Advice To Homebuyers: Boost Your Credit Score

It seems like such a simple equation. If you want the best mortgage interest rate, be sure that your credit score is as high as possible. And for once, this deceptively easy to understand formula actually is true. You really can get better interest rates if you can boost and keep your credit score as close to the maximum of 850 and steer it clear of the low end of 300.

According to a recent story by mortgage and credit expert, Dan Green, there are some easy ways to get that all important credit score up to where it will really do a potential homebuyer some good. “Anyone can raise their credit score to “Excellent.” This is because credit scores are based on a formula and parts of the formula are well documented and described,” writes Green on the website, The Mortgage Reports.

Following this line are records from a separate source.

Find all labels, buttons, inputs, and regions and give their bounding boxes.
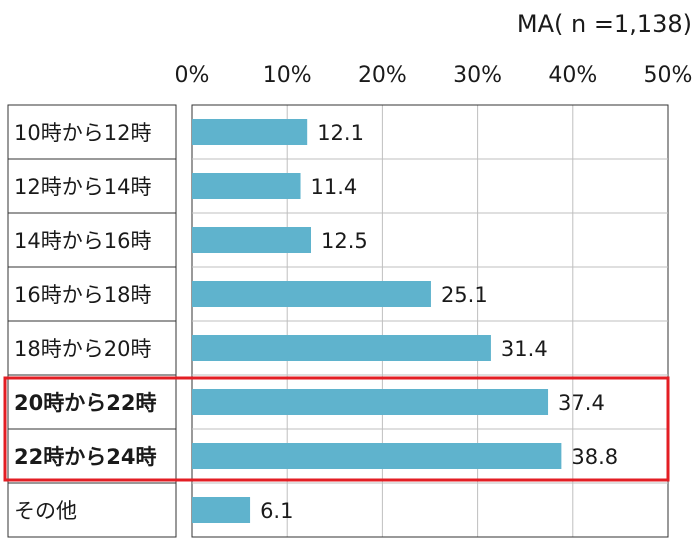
value-labels: 12.1 11.4 12.5 25.1 31.4 37.4 38.8 6.1	[260, 121, 618, 523]
chart-frame	[7, 104, 669, 538]
category-label: 12時から14時	[14, 175, 151, 199]
x-tick-label: 30%	[453, 63, 502, 88]
x-tick-label: 0%	[175, 63, 210, 88]
category-label: 22時から24時	[14, 445, 156, 469]
bars	[192, 119, 562, 523]
highlight-box	[3, 376, 670, 482]
x-tick-label: 40%	[548, 63, 597, 88]
x-tick-label: 20%	[358, 63, 407, 88]
value-label: 38.8	[571, 445, 618, 469]
bar	[192, 335, 491, 361]
x-tick-label: 10%	[263, 63, 312, 88]
value-label: 12.5	[321, 229, 368, 253]
bar	[192, 497, 251, 523]
x-tick-label: 50%	[644, 63, 693, 88]
category-labels: 10時から12時 12時から14時 14時から16時 16時から18時 18時から20時…	[14, 121, 156, 523]
sample-size-note: MA( n =1,138)	[517, 10, 692, 38]
value-label: 11.4	[311, 175, 358, 199]
category-label: 18時から20時	[14, 337, 151, 361]
value-label: 37.4	[558, 391, 605, 415]
bar	[192, 281, 431, 307]
category-label: その他	[14, 499, 77, 523]
highlight-box-group	[3, 376, 670, 482]
bar	[192, 119, 308, 145]
value-label: 6.1	[260, 499, 293, 523]
bar	[192, 173, 301, 199]
category-label: 20時から22時	[14, 391, 156, 415]
category-label: 16時から18時	[14, 283, 151, 307]
x-axis-ticks: 0% 10% 20% 30% 40% 50%	[175, 63, 693, 88]
bar	[192, 389, 549, 415]
value-label: 25.1	[441, 283, 488, 307]
category-label: 10時から12時	[14, 121, 151, 145]
value-label: 31.4	[501, 337, 548, 361]
value-label: 12.1	[317, 121, 364, 145]
category-label: 14時から16時	[14, 229, 151, 253]
bar	[192, 227, 311, 253]
bar	[192, 443, 562, 469]
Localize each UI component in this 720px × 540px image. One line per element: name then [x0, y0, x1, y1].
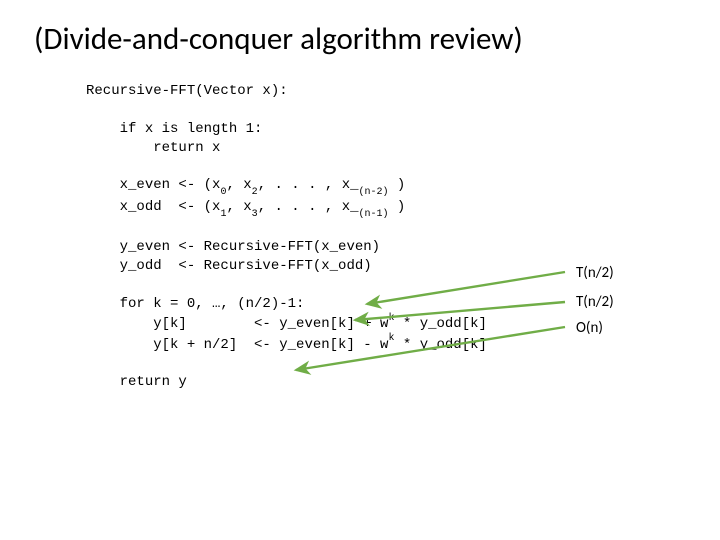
annotation-t-n2-1: T(n/2)	[576, 264, 614, 282]
annotation-t-n2-2: T(n/2)	[576, 293, 614, 311]
code-line-7: y_odd <- Recursive-FFT(x_odd)	[120, 258, 372, 274]
code-line-9: y[k] <- y_even[k] + wk * y_odd[k]	[153, 316, 487, 332]
code-line-10: y[k + n/2] <- y_even[k] - wk * y_odd[k]	[153, 337, 487, 353]
code-line-3: return x	[153, 140, 220, 156]
code-line-2: if x is length 1:	[120, 121, 263, 137]
code-line-8: for k = 0, …, (n/2)-1:	[120, 296, 305, 312]
pseudocode-block: Recursive-FFT(Vector x): if x is length …	[86, 82, 686, 392]
code-line-1: Recursive-FFT(Vector x):	[86, 83, 288, 99]
annotation-o-n: O(n)	[576, 319, 603, 337]
code-line-6: y_even <- Recursive-FFT(x_even)	[120, 239, 380, 255]
code-line-11: return y	[120, 374, 187, 390]
code-line-4: x_even <- (x0, x2, . . . , x_(n-2) )	[120, 177, 406, 193]
code-line-5: x_odd <- (x1, x3, . . . , x_(n-1) )	[120, 199, 406, 215]
slide-title: (Divide-and-conquer algorithm review)	[34, 20, 686, 58]
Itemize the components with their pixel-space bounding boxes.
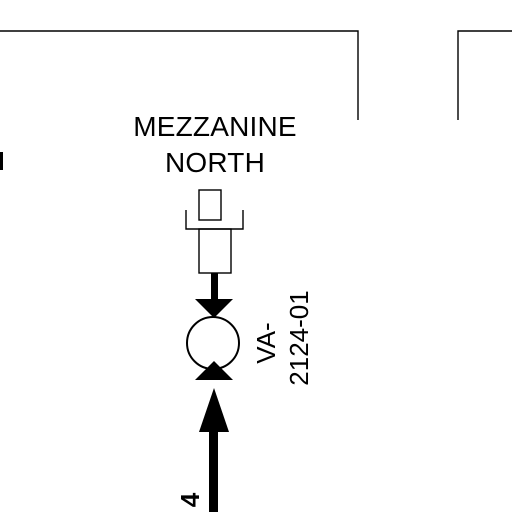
flow-arrow-head <box>199 388 229 432</box>
area-label-line-2: NORTH <box>165 147 265 178</box>
valve-top-triangle <box>195 299 233 318</box>
valve-body <box>186 316 240 370</box>
right-room-outline <box>457 30 512 120</box>
pipe-riser-lower <box>209 430 218 512</box>
valve-symbol <box>186 299 240 380</box>
outlet-head-cap <box>198 189 222 221</box>
area-label-line-1: MEZZANINE <box>133 111 297 142</box>
pipe-riser-upper <box>211 273 218 301</box>
left-room-outline <box>0 30 359 120</box>
valve-tag-line-2: 2124-01 <box>284 290 314 385</box>
pipe-size-label: 4 <box>175 492 205 507</box>
outlet-head-symbol <box>185 189 244 274</box>
valve-bottom-triangle <box>195 361 233 380</box>
edge-tick-mark <box>0 152 3 170</box>
valve-tag-line-1: VA- <box>251 322 281 363</box>
outlet-head-body <box>198 228 232 274</box>
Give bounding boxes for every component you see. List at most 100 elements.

So what does Green suggest? First of all, it’s important to understand what scores actually matter. While there are many credit reporting companies in the market, he says that only three matter when it comes to mortgages: Equifax, Experian and TransUnion. Not only are those the only three credit reporting outfits that matter, Green says that anyone considering buying a home needs to realize that only specific reports issued by these companies are used by mortgage lenders. They are:

  • The Equifax Beacon 5.0 report
  • The Experian/Fair Isaac Risk Model v2 report
  • The TransUnion Fico Risk Score 04

This is important to know because these are the reports mortgage lenders analyze when they’re considering your application for a home loan. “Your lender then takes the median of the three scores (i.e. the one in the middle), and calls it your credit score,” writes Green.

One benefit of applying for a mortgage is that a lender will supply you with a copy of your credit score for free. Green suggests you take advantage of this access to a free credit score and also pay heed to the notes that accompany them, which provide a road map to improving your score. Tips will include the obvious, like always paying your bills on time, and the less clear cut, such as keeping older credit cards open and using them from time to time.

Another bit of advice Green offers is to note how close you are to the credit limit on any of your cards. If you’re near the limit, that is a black mark against you in a lender’s eyes – the ideal is to have a balance of less than 30 percent of your credit limit. If you can’t pay down the limit, Green suggests asking the credit card issuer to up your card’s limit to get it below that 30 percent threshold. Paying close to attention to credit scoring details, insists Green, can up your score by 100 points in no time.